When a road salt problem has been established, teaming with legislators can be the best way to advance prevention efforts.

“The water treatment utility should work with the state to address the salt-contamination issues and push for adopting comprehensive chloride or salt reduction legislation that should provide ongoing support of effective salt management in watersheds or receive funding to treat salt-contaminated water,” said Wallin.

With its combination of abundant freshwater sources and snowfall, Madison may have developed one of the country’s most involved public information efforts to reduce road salt contamination.

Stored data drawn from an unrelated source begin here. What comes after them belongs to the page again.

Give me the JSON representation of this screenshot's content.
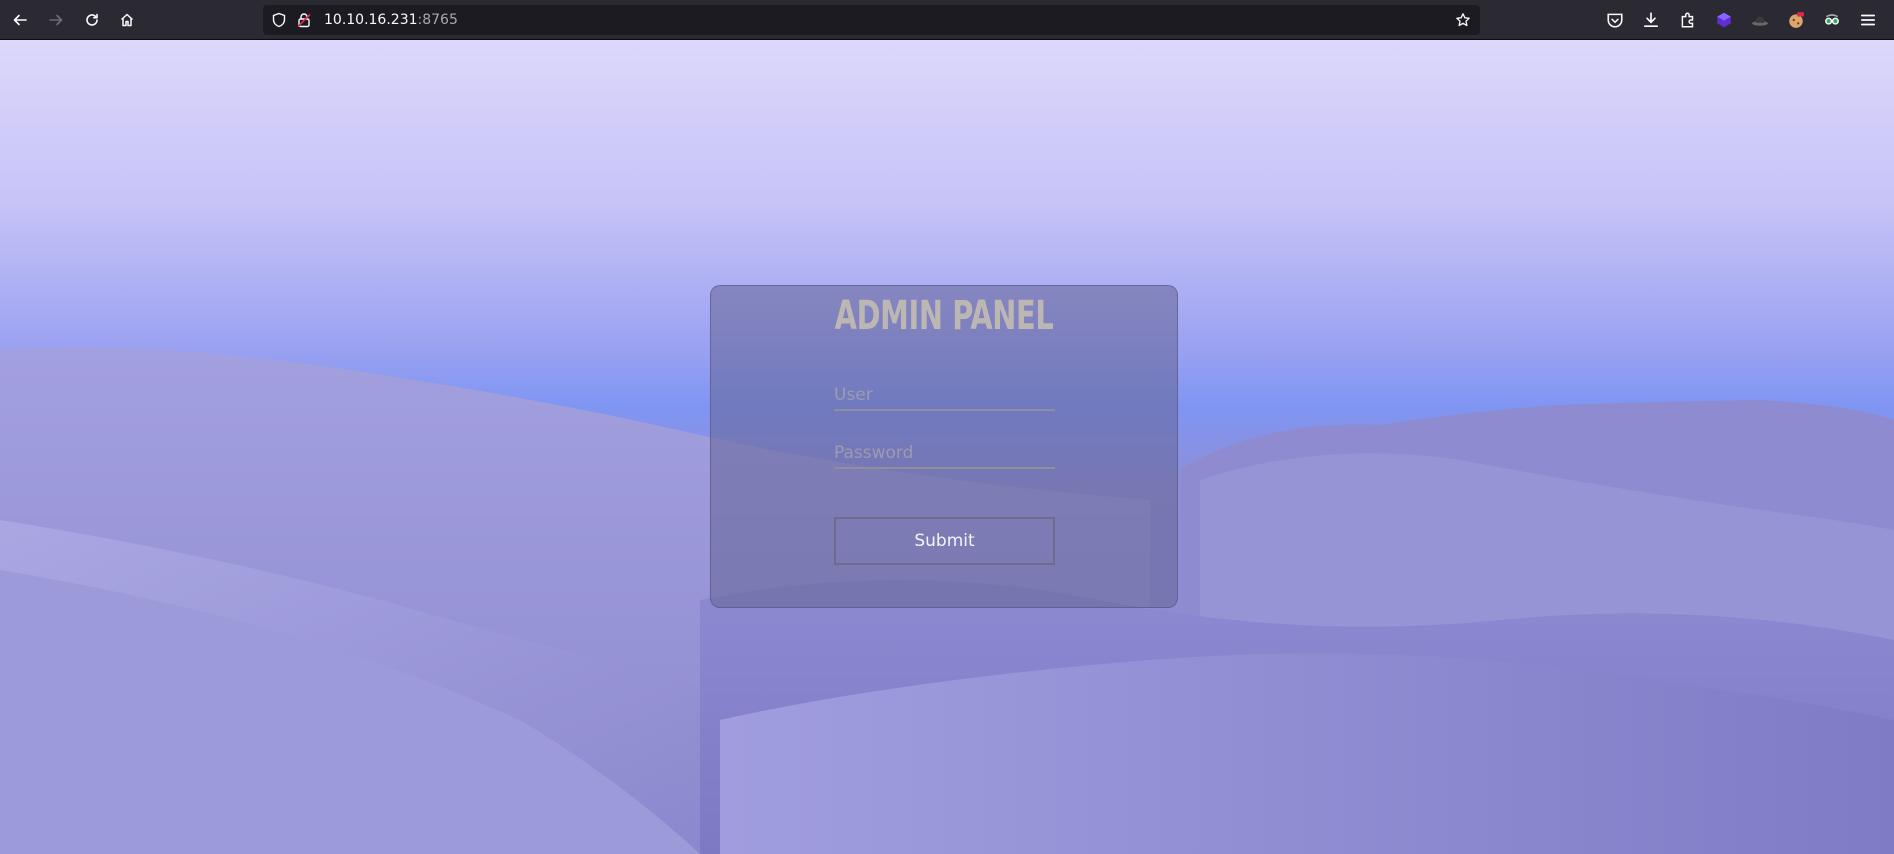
{
  "browser": {
    "url_host": "10.10.16.231",
    "url_port": ":8765",
    "nav_icons": [
      "back-icon",
      "forward-icon",
      "reload-icon",
      "home-icon"
    ],
    "url_icons": [
      "shield-icon",
      "insecure-lock-icon",
      "bookmark-star-icon"
    ],
    "extension_icons": [
      "pocket-icon",
      "downloads-icon",
      "extensions-icon",
      "purple-cube-extension-icon",
      "hat-extension-icon",
      "cookie-extension-icon",
      "glasses-extension-icon",
      "menu-icon"
    ]
  },
  "page": {
    "panel_title": "ADMIN PANEL",
    "user_placeholder": "User",
    "password_placeholder": "Password",
    "submit_label": "Submit",
    "colors": {
      "sky_top": "#dcd8fb",
      "dunes": "#8a87cc",
      "panel": "#646496",
      "title_text": "#bdb7b4"
    }
  }
}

“We are focusing staff time and investing our resources in behavior change and incentive programs aimed at keeping salt out of water,” Lake said. “We have found many win-win solutions. Industries and homeowners have optimized their softening systems and saved money, time, and protected the environment. Winter maintenance professionals have gone through training programs and found significant reductions in salt use with minor investment in activities like calibrating their equipment… Homeowners are learning how to ‘shovel, scatter, switch’ and motorists are learning to ‘drive for conditions’ to further reduce use of deicing salt.”

No matter how you approach road salt, it’s clear that it doesn’t belong in our water.